Android 14 Could Block Sideloading of Outdated Apps

Android 14 will block the installation of certain outdated apps to help decrease the risk of malware, according to a recent code change discovered by 9to5Google. The upcoming Android version will completely stop the installation of apps that are designed for older versions of the operating system. Recently, Google released the Android 13 QPR2 Beta 2 update.

Android 14 devices to block apps that target especially old Android versions

Android 14 will block the installation of outdated apps by making API requirements stricter, according to a recent code change. This will prevent users from sideloading specific APK files and also block app stores from installing those apps.

Initially, the blocking will only apply to apps targeting very old Android versions, but the plan is to increase the threshold to Android 6.0 over time. However, it will be up to device manufacturers to decide the threshold or if they want to enable it at all. According to the report by 9to5Google, the code change mentions that:

If the minimum installable SDK version enforcement is enabled, block the install of apps using a lower target SDK version than required. This helps improve security and privacy as malware can target older SDK versions to avoid enforcement of new API behavior.

For a long time, Google Play Store guidelines have required Android developers to keep their apps updated with the latest features and safety measures of Android platform. Recently, the guidelines were updated, mandating that new apps listed in the Play Store must target Android 12 at a minimum.

These minimum API level requirements were only applied to apps intended for Google Play Store. Developers can still create apps for older versions and ask users to manually sideload the APK file. Also, if an app hasn’t been updated since the guidelines changed, the Play Store will continue to serve it to users who have already installed it.

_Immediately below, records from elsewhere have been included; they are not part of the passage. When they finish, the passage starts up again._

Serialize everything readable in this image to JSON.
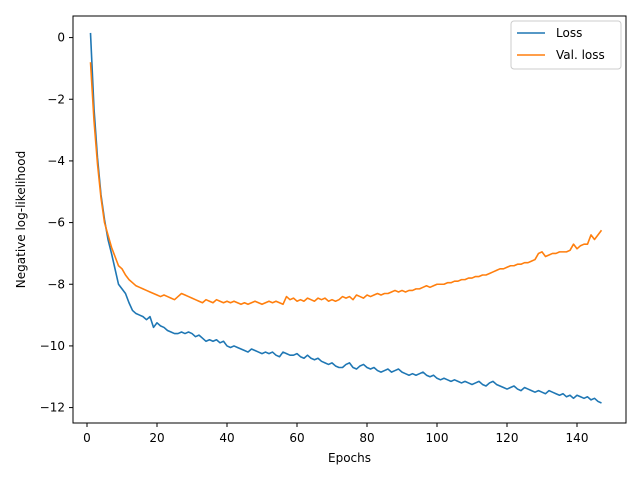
{
  "chart_data": {
    "type": "line",
    "xlabel": "Epochs",
    "ylabel": "Negative log-likelihood",
    "xlim": [
      -4,
      154
    ],
    "ylim": [
      -12.5,
      0.7
    ],
    "xticks": [
      0,
      20,
      40,
      60,
      80,
      100,
      120,
      140
    ],
    "yticks": [
      0,
      -2,
      -4,
      -6,
      -8,
      -10,
      -12
    ],
    "grid": false,
    "legend_position": "top-right",
    "series": [
      {
        "name": "Loss",
        "color": "#1f77b4",
        "x": [
          1,
          2,
          3,
          4,
          5,
          6,
          7,
          8,
          9,
          10,
          11,
          12,
          13,
          14,
          15,
          16,
          17,
          18,
          19,
          20,
          21,
          22,
          23,
          24,
          25,
          26,
          27,
          28,
          29,
          30,
          31,
          32,
          33,
          34,
          35,
          36,
          37,
          38,
          39,
          40,
          41,
          42,
          43,
          44,
          45,
          46,
          47,
          48,
          49,
          50,
          51,
          52,
          53,
          54,
          55,
          56,
          57,
          58,
          59,
          60,
          61,
          62,
          63,
          64,
          65,
          66,
          67,
          68,
          69,
          70,
          71,
          72,
          73,
          74,
          75,
          76,
          77,
          78,
          79,
          80,
          81,
          82,
          83,
          84,
          85,
          86,
          87,
          88,
          89,
          90,
          91,
          92,
          93,
          94,
          95,
          96,
          97,
          98,
          99,
          100,
          101,
          102,
          103,
          104,
          105,
          106,
          107,
          108,
          109,
          110,
          111,
          112,
          113,
          114,
          115,
          116,
          117,
          118,
          119,
          120,
          121,
          122,
          123,
          124,
          125,
          126,
          127,
          128,
          129,
          130,
          131,
          132,
          133,
          134,
          135,
          136,
          137,
          138,
          139,
          140,
          141,
          142,
          143,
          144,
          145,
          146,
          147
        ],
        "values": [
          0.15,
          -2.3,
          -3.9,
          -5.1,
          -5.9,
          -6.55,
          -7.0,
          -7.5,
          -8.0,
          -8.15,
          -8.3,
          -8.6,
          -8.85,
          -8.95,
          -9.0,
          -9.05,
          -9.15,
          -9.05,
          -9.4,
          -9.25,
          -9.35,
          -9.4,
          -9.5,
          -9.55,
          -9.6,
          -9.6,
          -9.55,
          -9.6,
          -9.55,
          -9.6,
          -9.7,
          -9.65,
          -9.75,
          -9.85,
          -9.8,
          -9.85,
          -9.8,
          -9.9,
          -9.85,
          -10.0,
          -10.05,
          -10.0,
          -10.05,
          -10.1,
          -10.15,
          -10.2,
          -10.1,
          -10.15,
          -10.2,
          -10.25,
          -10.2,
          -10.25,
          -10.2,
          -10.3,
          -10.35,
          -10.2,
          -10.25,
          -10.3,
          -10.3,
          -10.25,
          -10.35,
          -10.4,
          -10.3,
          -10.4,
          -10.45,
          -10.4,
          -10.5,
          -10.55,
          -10.6,
          -10.55,
          -10.65,
          -10.7,
          -10.7,
          -10.6,
          -10.55,
          -10.7,
          -10.75,
          -10.65,
          -10.6,
          -10.7,
          -10.75,
          -10.7,
          -10.8,
          -10.85,
          -10.8,
          -10.75,
          -10.85,
          -10.8,
          -10.75,
          -10.85,
          -10.9,
          -10.95,
          -10.9,
          -10.95,
          -10.9,
          -10.85,
          -10.95,
          -11.0,
          -10.95,
          -11.05,
          -11.1,
          -11.05,
          -11.1,
          -11.15,
          -11.1,
          -11.15,
          -11.2,
          -11.15,
          -11.2,
          -11.25,
          -11.2,
          -11.15,
          -11.25,
          -11.3,
          -11.2,
          -11.15,
          -11.25,
          -11.3,
          -11.35,
          -11.4,
          -11.35,
          -11.3,
          -11.4,
          -11.45,
          -11.35,
          -11.4,
          -11.45,
          -11.5,
          -11.45,
          -11.5,
          -11.55,
          -11.45,
          -11.5,
          -11.55,
          -11.6,
          -11.55,
          -11.65,
          -11.6,
          -11.7,
          -11.6,
          -11.65,
          -11.7,
          -11.65,
          -11.75,
          -11.7,
          -11.8,
          -11.85
        ]
      },
      {
        "name": "Val. loss",
        "color": "#ff7f0e",
        "x": [
          1,
          2,
          3,
          4,
          5,
          6,
          7,
          8,
          9,
          10,
          11,
          12,
          13,
          14,
          15,
          16,
          17,
          18,
          19,
          20,
          21,
          22,
          23,
          24,
          25,
          26,
          27,
          28,
          29,
          30,
          31,
          32,
          33,
          34,
          35,
          36,
          37,
          38,
          39,
          40,
          41,
          42,
          43,
          44,
          45,
          46,
          47,
          48,
          49,
          50,
          51,
          52,
          53,
          54,
          55,
          56,
          57,
          58,
          59,
          60,
          61,
          62,
          63,
          64,
          65,
          66,
          67,
          68,
          69,
          70,
          71,
          72,
          73,
          74,
          75,
          76,
          77,
          78,
          79,
          80,
          81,
          82,
          83,
          84,
          85,
          86,
          87,
          88,
          89,
          90,
          91,
          92,
          93,
          94,
          95,
          96,
          97,
          98,
          99,
          100,
          101,
          102,
          103,
          104,
          105,
          106,
          107,
          108,
          109,
          110,
          111,
          112,
          113,
          114,
          115,
          116,
          117,
          118,
          119,
          120,
          121,
          122,
          123,
          124,
          125,
          126,
          127,
          128,
          129,
          130,
          131,
          132,
          133,
          134,
          135,
          136,
          137,
          138,
          139,
          140,
          141,
          142,
          143,
          144,
          145,
          146,
          147
        ],
        "values": [
          -0.8,
          -2.7,
          -4.1,
          -5.2,
          -6.0,
          -6.4,
          -6.8,
          -7.1,
          -7.4,
          -7.5,
          -7.7,
          -7.85,
          -7.95,
          -8.05,
          -8.1,
          -8.15,
          -8.2,
          -8.25,
          -8.3,
          -8.35,
          -8.4,
          -8.35,
          -8.4,
          -8.45,
          -8.5,
          -8.4,
          -8.3,
          -8.35,
          -8.4,
          -8.45,
          -8.5,
          -8.55,
          -8.6,
          -8.5,
          -8.55,
          -8.6,
          -8.5,
          -8.55,
          -8.6,
          -8.55,
          -8.6,
          -8.55,
          -8.6,
          -8.65,
          -8.6,
          -8.65,
          -8.6,
          -8.55,
          -8.6,
          -8.65,
          -8.6,
          -8.55,
          -8.6,
          -8.55,
          -8.6,
          -8.65,
          -8.4,
          -8.5,
          -8.45,
          -8.55,
          -8.5,
          -8.55,
          -8.45,
          -8.5,
          -8.55,
          -8.45,
          -8.5,
          -8.45,
          -8.55,
          -8.5,
          -8.55,
          -8.5,
          -8.4,
          -8.45,
          -8.4,
          -8.5,
          -8.35,
          -8.4,
          -8.45,
          -8.35,
          -8.4,
          -8.35,
          -8.3,
          -8.35,
          -8.3,
          -8.3,
          -8.25,
          -8.2,
          -8.25,
          -8.2,
          -8.25,
          -8.2,
          -8.2,
          -8.15,
          -8.15,
          -8.1,
          -8.05,
          -8.1,
          -8.05,
          -8.0,
          -8.0,
          -8.0,
          -7.95,
          -7.95,
          -7.9,
          -7.9,
          -7.85,
          -7.85,
          -7.8,
          -7.8,
          -7.75,
          -7.75,
          -7.7,
          -7.7,
          -7.65,
          -7.6,
          -7.55,
          -7.5,
          -7.5,
          -7.45,
          -7.4,
          -7.4,
          -7.35,
          -7.35,
          -7.3,
          -7.3,
          -7.25,
          -7.2,
          -7.0,
          -6.95,
          -7.1,
          -7.05,
          -7.0,
          -7.0,
          -6.95,
          -6.95,
          -6.95,
          -6.9,
          -6.7,
          -6.85,
          -6.75,
          -6.7,
          -6.7,
          -6.4,
          -6.55,
          -6.4,
          -6.25
        ]
      }
    ]
  }
}
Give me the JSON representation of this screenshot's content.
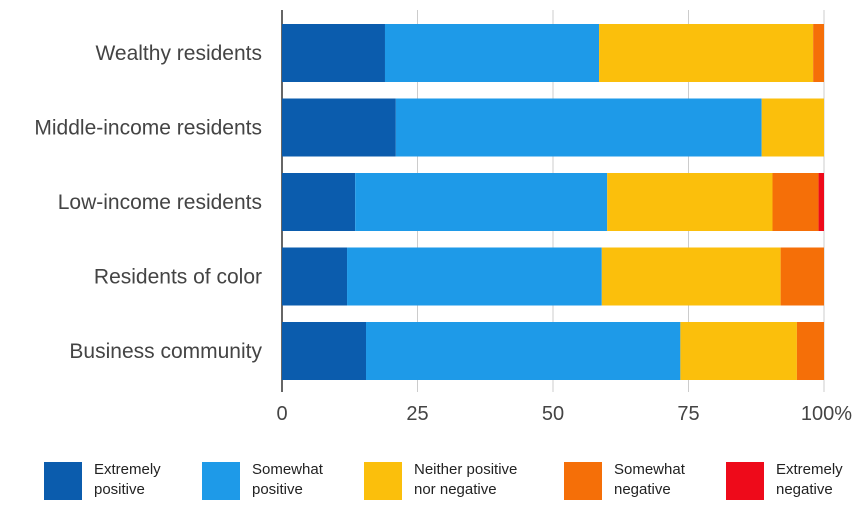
{
  "chart_data": {
    "type": "bar",
    "orientation": "horizontal",
    "stacked": true,
    "categories": [
      "Wealthy residents",
      "Middle-income residents",
      "Low-income residents",
      "Residents of color",
      "Business community"
    ],
    "series": [
      {
        "name": "Extremely positive",
        "color": "#0b5cad",
        "values": [
          19,
          21,
          13.5,
          12,
          15.5
        ]
      },
      {
        "name": "Somewhat positive",
        "color": "#1e9ae8",
        "values": [
          39.5,
          67.5,
          46.5,
          47,
          58
        ]
      },
      {
        "name": "Neither positive nor negative",
        "color": "#fbbf0c",
        "values": [
          39.5,
          11.5,
          30.5,
          33,
          21.5
        ]
      },
      {
        "name": "Somewhat negative",
        "color": "#f56f08",
        "values": [
          2,
          0,
          8.5,
          8,
          5
        ]
      },
      {
        "name": "Extremely negative",
        "color": "#ee0a1a",
        "values": [
          0,
          0,
          1,
          0,
          0
        ]
      }
    ],
    "xlim": [
      0,
      100
    ],
    "xticks": [
      "0",
      "25",
      "50",
      "75",
      "100%"
    ],
    "grid": true,
    "legend_position": "bottom"
  },
  "legend": [
    {
      "line1": "Extremely",
      "line2": "positive"
    },
    {
      "line1": "Somewhat",
      "line2": "positive"
    },
    {
      "line1": "Neither positive",
      "line2": "nor negative"
    },
    {
      "line1": "Somewhat",
      "line2": "negative"
    },
    {
      "line1": "Extremely",
      "line2": "negative"
    }
  ]
}
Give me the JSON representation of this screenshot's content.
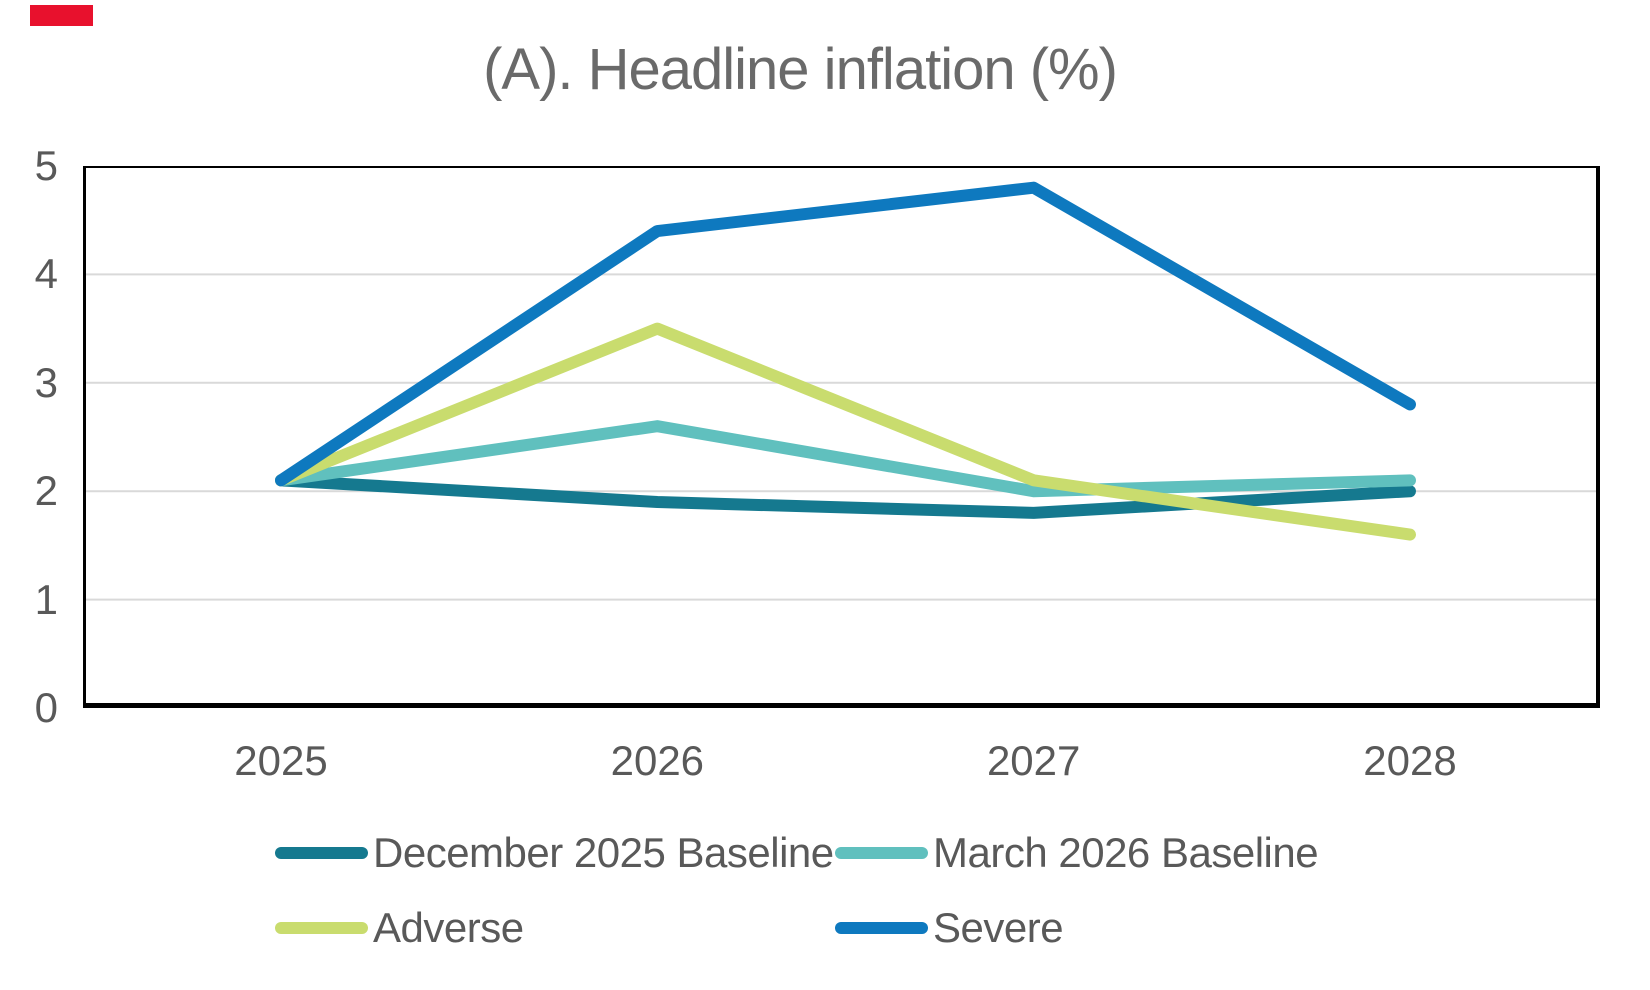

As per a report by 9to5Google, Google plans to block outdated apps in order to prevent the spread of malware on Android. The developer behind this change stated that malware apps often target older versions of Android to circumvent protections that are only enforced on newer apps.

However, if someone needs to install an outdated app, it will still be possible through a command shell by using a new flag. This added step makes it less likely for someone to accidentally install malware.